How to Set a Custom Spark Log Level

By default, Spark logs messages at the INFO level. This can be very verbose when running jobs through spark-submit, flooding your console with messages about task scheduling, shuffle operations, and internal Spark events.

Reducing Log Verbosity

To reduce the verbosity, specify a higher log level when configuring:

$ sparkctl configure --spark-log-level warn

This sets the root logger to WARN, so you’ll only see warnings and errors.

Available Log Levels

Spark uses Log4j 2 with these levels (from most to least verbose):

Level

Description

Use Case

trace

Fine-grained debugging

Deep Spark internals debugging

debug

Detailed debugging

Troubleshooting specific issues

info

General information (default)

Development, understanding job progress

warn

Warnings only

Production jobs, cleaner output

error

Errors only

When you only care about failures

fatal

Critical failures only

Minimal output

off

No logging

Not recommended

Recommendations

  • Interactive development: Use info (default) to see job progress

  • Batch jobs: Use warn to reduce noise while catching problems

  • Debugging failures: Use debug to see detailed execution flow

Example Output Comparison

With INFO (default), you’ll see messages like:

INFO SparkContext: Running Spark version 3.5.1
INFO ResourceUtils: Resources for spark.driver: ...
INFO SparkContext: Submitted application: My Job
INFO Executor: Starting executor ID driver on host ...
INFO ShuffleBlockFetcherIterator: Getting 100 blocks ...

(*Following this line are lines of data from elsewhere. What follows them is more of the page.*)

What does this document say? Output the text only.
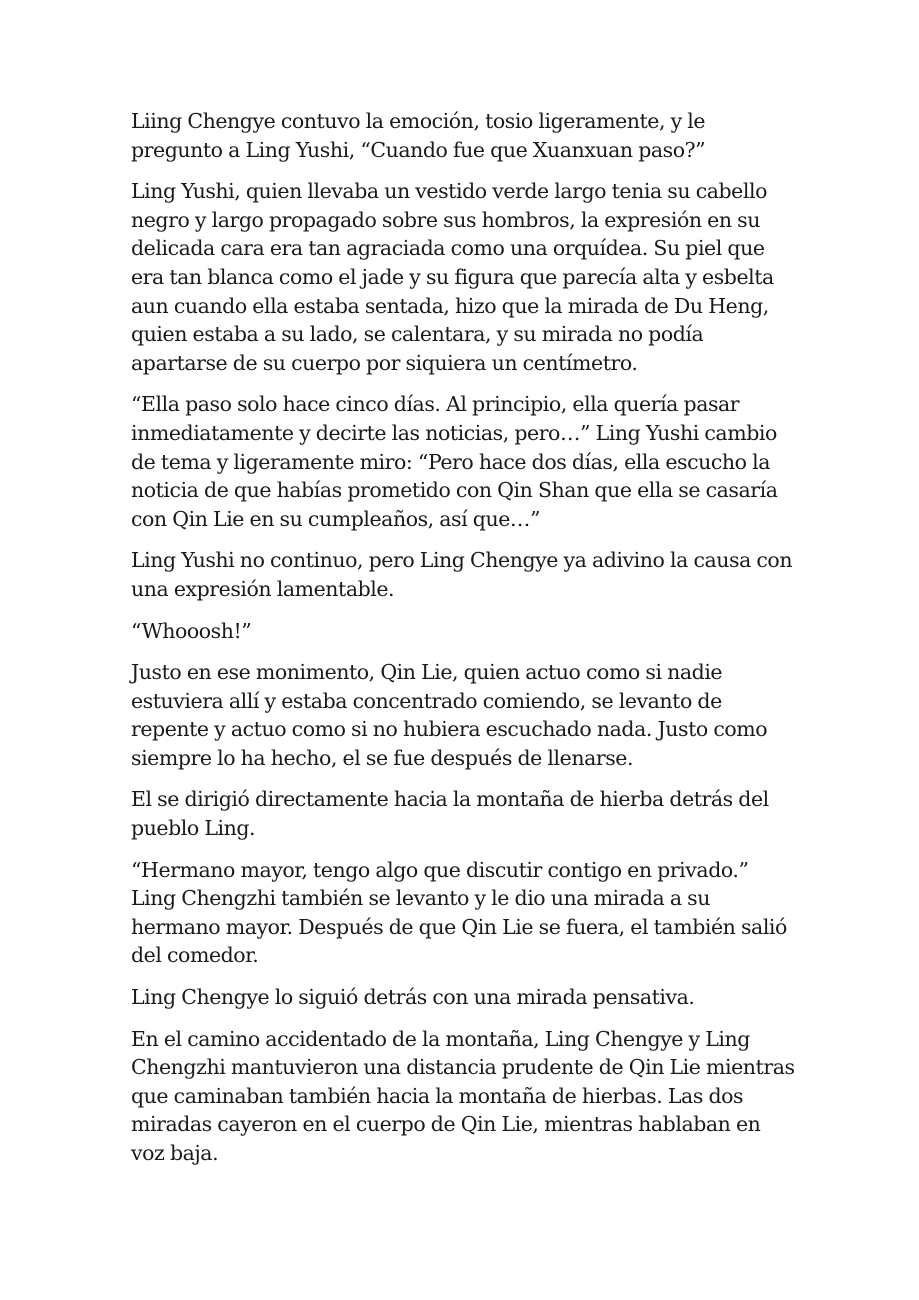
Liing Chengye contuvo la emoción, tosio ligeramente, y le pregunto a Ling Yushi, “Cuando fue que Xuanxuan paso?”

Ling Yushi, quien llevaba un vestido verde largo tenia su cabello negro y largo propagado sobre sus hombros, la expresión en su delicada cara era tan agraciada como una orquídea. Su piel que era tan blanca como el jade y su figura que parecía alta y esbelta aun cuando ella estaba sentada, hizo que la mirada de Du Heng, quien estaba a su lado, se calentara, y su mirada no podía apartarse de su cuerpo por siquiera un centímetro.

“Ella paso solo hace cinco días. Al principio, ella quería pasar inmediatamente y decirte las noticias, pero…” Ling Yushi cambio de tema y ligeramente miro: “Pero hace dos días, ella escucho la noticia de que habías prometido con Qin Shan que ella se casaría con Qin Lie en su cumpleaños, así que…”

Ling Yushi no continuo, pero Ling Chengye ya adivino la causa con una expresión lamentable.

“Whooosh!”

Justo en ese monimento, Qin Lie, quien actuo como si nadie estuviera allí y estaba concentrado comiendo, se levanto de repente y actuo como si no hubiera escuchado nada. Justo como siempre lo ha hecho, el se fue después de llenarse.

El se dirigió directamente hacia la montaña de hierba detrás del pueblo Ling.

“Hermano mayor, tengo algo que discutir contigo en privado.” Ling Chengzhi también se levanto y le dio una mirada a su hermano mayor. Después de que Qin Lie se fuera, el también salió del comedor.

Ling Chengye lo siguió detrás con una mirada pensativa.

En el camino accidentado de la montaña, Ling Chengye y Ling Chengzhi mantuvieron una distancia prudente de Qin Lie mientras que caminaban también hacia la montaña de hierbas. Las dos miradas cayeron en el cuerpo de Qin Lie, mientras hablaban en voz baja.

With WARN, only warnings and errors appear:

WARN TaskSetManager: Lost task 0.0 in stage 1.0 (executor 3): ...

Per-Logger Configuration

For finer control, you can edit the log4j2.properties file in ./conf/ after running sparkctl configure. This allows you to set different levels for different Spark components:

# Reduce shuffle noise specifically
logger.shuffle.name = org.apache.spark.shuffle
logger.shuffle.level = warn

# Keep executor logs at info
logger.executor.name = org.apache.spark.executor
logger.executor.level = info